Laura wasn’t surprised to see that the lights were on in the boat studio. Erika was putting in brutally long hours in her determination to finish her book before her time in the colony was up.

“That boat looks kinda out of place way up here in the mountains.”

“Parks Canada thought so too,” Laura replied. “They claimed it was out of keeping with the mountain setting and fought like mad to keep it out. But they were overruled. The Centre has a lot of clout in this town.”

“How did they get it in here with all the trees?”

“Lowered it in by helicopter.” Laura pointed out a wooden frame building at the edge of the path. It was barely visible in the darkness. “That’s my studio.”

“Were you there tonight?”

“Yes. I painted until eleven or so, then relaxed in the whirlpool and took a swim. And then... well, you know what happened after that.”

“Do you always use the stairs instead of the elevators?”

“Most of the time.
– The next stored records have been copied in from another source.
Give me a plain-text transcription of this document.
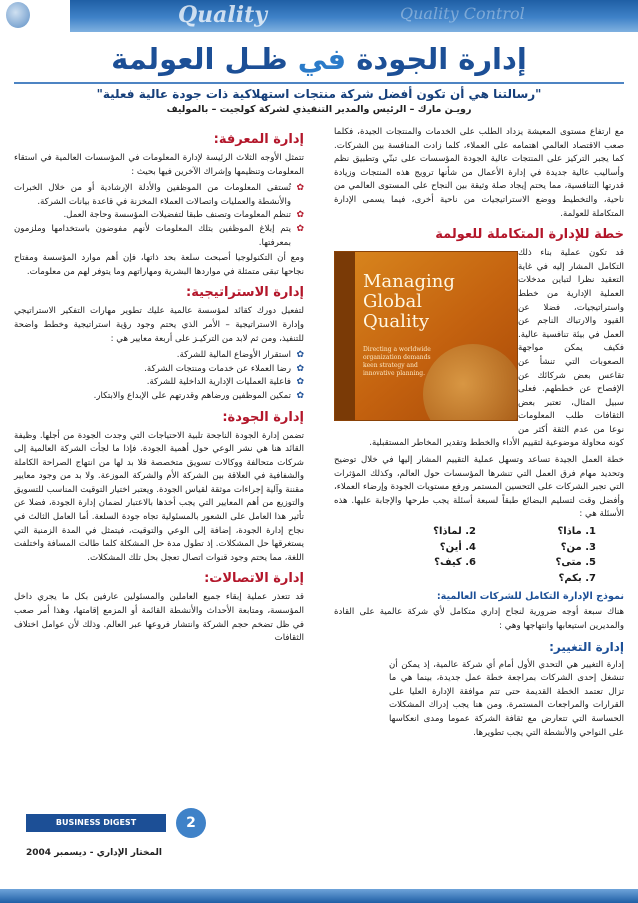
Quality	Quality Control
إدارة الجودة في ظـل العولمة
"رسالتنا هي أن تكون أفضل شركة منتجات استهلاكية ذات جودة عالية فعلية"
رويـن مارك – الرئيس والمدير التنفيذي لشركة كولجيت – بالموليف

مع ارتفاع مستوى المعيشة يزداد الطلب على الخدمات والمنتجات الجيدة، فكلما صعب الاقتصاد العالمي اهتمامه على العملاء، كلما زادت المنافسة بين الشركات. كما يجبر التركيز على المنتجات عالية الجودة المؤسسات على تبنّي وتطبيق نظم وأساليب عالية جديدة في إدارة الأعمال من شأنها ترويج هذه المنتجات وزيادة قدرتها التنافسية، مما يحتم إيجاد صلة وثيقة بين النجاح على المستوى العالمي من ناحية، والتخطيط ووضع الاستراتيجيات من ناحية أخرى، فيما يسمى الإدارة المتكاملة للعولمة.

خطة للإدارة المتكاملة للعولمة
Managing
Global
Quality
Directing a worldwide organization demands keen strategy and innovative planning.

قد تكون عملية بناء ذلك التكامل المشار إليه في غاية التعقيد نظرا لتباين مدخلات العملية الإدارية من خطط واستراتيجيات، فضلا عن القيود والارتباك الناجم عن العمل في بيئة تنافسية عالية. فكيف يمكن مواجهة الصعوبات التي تنشأ عن تقاعس بعض شركائك عن الإفصاح عن خططهم. فعلى سبيل المثال، تعتبر بعض الثقافات طلب المعلومات نوعا من عدم الثقة أكثر من كونه محاولة موضوعية لتقييم الأداء والخطط وتقدير المخاطر المستقبلية.

خطة العمل الجيدة تساعد وتسهل عملية التقييم المشار إليها في خلال توضيح وتحديد مهام فرق العمل التي تنشرها المؤسسات حول العالم، وكذلك المؤثرات التي تجبر الشركات على التحسين المستمر ورفع مستويات الجودة وإرضاء العملاء، وأفضل وقت لتسليم البضائع طبقاً لسبعة أسئلة يجب طرحها والإجابة عليها. هذه الأسئلة هي :

1. ماذا؟
2. لماذا؟
3. من؟
4. أين؟
5. متى؟
6. كيف؟
7. بكم؟
نموذج الإدارة التكامل للشركات العالمية:

هناك سبعة أوجه ضرورية لنجاح إداري متكامل لأي شركة عالمية على القادة والمديرين استيعابها وانتهاجها وهي :

إدارة التغيير:

إدارة التغيير هي التحدي الأول أمام أي شركة عالمية، إذ يمكن أن تنشغل إحدى الشركات بمراجعة خطة عمل جديدة، بينما هي ما تزال تعتمد الخطة القديمة حتى تتم موافقة الإدارة العليا على القرارات والمراجعات المستمرة. ومن هنا يجب إدراك المشكلات الحساسة التي تتعارض مع ثقافة الشركة عموما ومدى انعكاسها على النواحي والأنشطة التي يجب تطويرها.

إدارة المعرفة:

تتمثل الأوجه الثلاث الرئيسة لإدارة المعلومات في المؤسسات العالمية في استقاء المعلومات وتنظيمها وإشراك الآخرين فيها بحيث :

✿ تُستقى المعلومات من الموظفين والأدلة الإرشادية أو من خلال الخبرات والأنشطة والعمليات واتصالات العملاء المخزنة في قاعدة بيانات الشركة.
✿ تنظم المعلومات وتصنف طبقا لتفضيلات المؤسسة وحاجة العمل.
✿ يتم إبلاغ الموظفين بتلك المعلومات لأنهم مفوضون باستخدامها وملزمون بمعرفتها.

ومع أن التكنولوجيا أصبحت سلعة بحد ذاتها، فإن أهم موارد المؤسسة ومفتاح نجاحها تبقى متمثلة في مواردها البشرية ومهاراتهم وما يتوفر لهم من معلومات.

إدارة الاستراتيجية:

لتفعيل دورك كقائد لمؤسسة عالمية عليك تطوير مهارات التفكير الاستراتيجي وإدارة الاستراتيجية – الأمر الذي يحتم وجود رؤية استراتيجية وخطط واضحة للتنفيذ، ومن ثم لابد من التركيـز على أربعة معايير هي :

✿ استقرار الأوضاع المالية للشركة.
✿ رضا العملاء عن خدمات ومنتجات الشركة.
✿ فاعلية العمليات الإدارية الداخلية للشركة.
✿ تمكين الموظفين ورضاهم وقدرتهم على الإبداع والابتكار.
إدارة الجودة:

تضمن إدارة الجودة الناجحة تلبية الاحتياجات التي وجدت الجودة من أجلها. وظيفة القائد هنا هي نشر الوعي حول أهمية الجودة. فإذا ما لجأت الشركة العالمية إلى شركات متحالفة ووكالات تسويق متخصصة فلا بد لها من انتهاج الصراحة الكاملة والشفافية في العلاقة بين الشركة الأم والشركة الموزعة. ولا بد من وجود معايير مقننة وآلية إجراءات موثقة لقياس الجودة. ويعتبر اختيار التوقيت المناسب للتسويق والتوزيع من أهم المعايير التي يجب أخذها بالاعتبار لضمان إدارة الجودة، فضلا عن تأثير هذا العامل على الشعور بالمسئولية تجاه جودة السلعة. أما العامل الثالث في نجاح إدارة الجودة، إضافة إلى الوعي والتوقيت، فيتمثل في المدة الزمنية التي يستغرقها حل المشكلات. إذ تطول مدة حل المشكلة كلما طالت المسافة واختلفت اللغة، مما يحتم وجود قنوات اتصال تعجل بحل تلك المشكلات.

إدارة الاتصالات:

قد تتعذر عملية إبقاء جميع العاملين والمسئولين عارفين بكل ما يجري داخل المؤسسة، ومتابعة الأحداث والأنشطة القائمة أو المزمع إقامتها، وهذا أمر صعب في ظل تضخم حجم الشركة وانتشار فروعها عبر العالم. وذلك لأن عوامل اختلاف الثقافات

2
BUSINESS DIGEST
المختار الإداري - ديسمبر 2004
I do it for the exercise.”

Jeremy’s studio, a round tepee-like structure, built of logs and designed by the celebrated Canadian architect Douglas Cardinal was at the far end of the cinder path that circled the colony. It was dark, as Laura expected it to be. It wasn’t Jeremy’s style to toil late into the night. However, there were times when he would sit in his studio at night, sipping wine and listening to classical music.

Now that they knew Switzer wasn’t in his studio, Peplinski was in a hurry to get back to the scene of the crime. He picked up the pace and they soon left the colony behind them. As they rounded the music huts and stepped onto the parking lot, they saw an ambulance parked by the side entrance of Lloyd Hall. Because of the slope in the ground, the parking lot was level with the third floor. Out of consideration for the sleeping residents, the ambulance’s lights were turned off.

Peplinski left Laura at the door of her room, thanked her for her help, and disappeared through the stairwell door. Laura stood for a moment looking up and down the hallway. All the doors on the floor remained shut. The fire door that led to the stairwell effectively sealed off all sound from that direction, and if any of the artists happened to hear footsteps in the hallway, they would have ignored them. They were experts at minding their own business.

Or they would have simply assumed it was Marek Dabrowski on his nightly treks to Isabelle Ross’s room.